Sein Quartier sei ein "Bruch", gibt vom Orde zu, als er mit Fritz Ruf diskutiert, dem 3. Bürgermeister des Orts, Freiwähler und selbst Bauunternehmer. Der sieht natürlich zuerst praktische Probleme wie Hochwasser und Barrierefreiheit. Doch der Student hat sich auch darüber viele Gedanken gemacht und Lösungen gefunden.

Bisher jedenfalls ist eine große Fläche, auf der das Quartier mit entstehen könnte, als Abstellplatz für Lkw und als Baustofflager genutzt. Warum also das nicht "aktivieren als Motor für Wilhermsdorf"?

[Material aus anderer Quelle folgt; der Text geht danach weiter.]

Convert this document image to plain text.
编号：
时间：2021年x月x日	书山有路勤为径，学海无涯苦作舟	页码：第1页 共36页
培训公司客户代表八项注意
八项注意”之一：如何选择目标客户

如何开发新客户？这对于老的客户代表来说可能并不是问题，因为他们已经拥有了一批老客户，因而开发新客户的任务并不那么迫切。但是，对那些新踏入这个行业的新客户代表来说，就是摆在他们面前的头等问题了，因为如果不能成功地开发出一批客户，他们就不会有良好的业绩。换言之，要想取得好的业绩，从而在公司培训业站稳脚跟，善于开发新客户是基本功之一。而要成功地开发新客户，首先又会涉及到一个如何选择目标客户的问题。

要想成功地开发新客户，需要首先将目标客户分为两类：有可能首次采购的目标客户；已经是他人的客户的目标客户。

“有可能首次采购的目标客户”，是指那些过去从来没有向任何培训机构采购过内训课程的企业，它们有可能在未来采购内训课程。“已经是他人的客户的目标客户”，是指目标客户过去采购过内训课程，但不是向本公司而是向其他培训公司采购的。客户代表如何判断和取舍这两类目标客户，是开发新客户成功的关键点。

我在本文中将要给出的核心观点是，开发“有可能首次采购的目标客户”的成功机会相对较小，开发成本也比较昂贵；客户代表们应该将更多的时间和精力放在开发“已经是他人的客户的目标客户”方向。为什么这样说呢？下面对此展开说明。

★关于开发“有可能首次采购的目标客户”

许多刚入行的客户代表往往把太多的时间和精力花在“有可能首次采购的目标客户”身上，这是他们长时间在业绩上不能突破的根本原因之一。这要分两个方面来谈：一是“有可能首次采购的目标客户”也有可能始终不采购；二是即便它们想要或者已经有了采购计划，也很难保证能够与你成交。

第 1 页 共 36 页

Das fordert Burgstaller auch für den heute nur teilbewohnten alten Bahnhof. Dort würde Johanna Wagner gerne "Tanzen über den Dächern von Wilhermsdorf". Denn im Alten Bahnhof wünscht sie sich ein Tanzstudio, "ein generationsübergreifendes Projekt für attraktive Freizeit". Mit ihrer Idee, aus dem Gebäude, dessen Anbau vor ein paar Jahren fast der Abrissbirne zum Opfer gefallen wäre, einen Szene-, Jugend- oder Musiktreffpunkt zu machen, ist Johanna Wagner nicht alleine: Viele Mitstudierende halten das Gebäude zwischen Staatsstraße und künftigem Einkaufszentrum genau für eine solche, teils "lärmende" Nutzung geeignet.

Marjhonelly Contepcion beispielsweise schlägt konkret ein Jugendhaus hier vor: Mit Terrasse draußen, mit Bibliothek, Bar oder Kursräumen innen. "Offener Raum und Jugendtreff" nennt Lea Maurer ihr ähnliches Konzept. Damit böten die angehenden Architektinnen eigentlich eine drängende Problemlösung für den Ort: Der jetzige Jugendtreff Bauhof liegt abseits, weshalb der Gemeinderat über die Verlagerung ernsthaft nachdenkt. "Der Jugendtreff hat nicht, was der Bahnhof hat", ergänzt Prof. Nadja Letzel.

Bahnhof im Fokus

Doch kürzlich hatten Verwaltung und Vereine in einer Gemeinderatssitzung bereits eigene Ideen präsentiert. "Uns ist ein Kultur- und Jugendtreff im Kernort wichtiger", gibt Bürgermeister Uwe Emmert (CSU) den Studentenideen am östlichen Ende des Ortes deshalb wenig Chancen auf Verwirklichung.

Dennoch: Emmert wie auch viele Gemeinderatsmitglieder und zahlreiche Bürger beugten sich sehr interessiert über die ausgestellten Entwürfe.

Über den Bahnhof hatten ohnehin nicht nur die Studierenden von außen, sondern auch die Schulkinder der 4. Klasse aus dem Ort nachgedacht. Ihre Entwürfe aus Karton sahen jedenfalls meist so aus, als würden sie sich dort einen (Kinder-)Treffpunkt wünschen. Und so gab auch Matthias Dießl, Fürths Landrat, nicht nur deshalb den Verantwortlichen den Rat, "aufgeschlossen zu sein, jemanden von außen reinzulassen, mal über den Tellerrand zu schauen". Den Gedankenaustausch an diesem Abend befeuerte sogar die Verpflegung. Von der Gemeinde bereitgestellt wurden Getränke sowie "150 Semmeln und 100 Bratwürste. Wir haben also auch an die Vegetarier gedacht", erklärte Bürgermeister Emmert, und hatte damit die Lacher auf seiner Seite.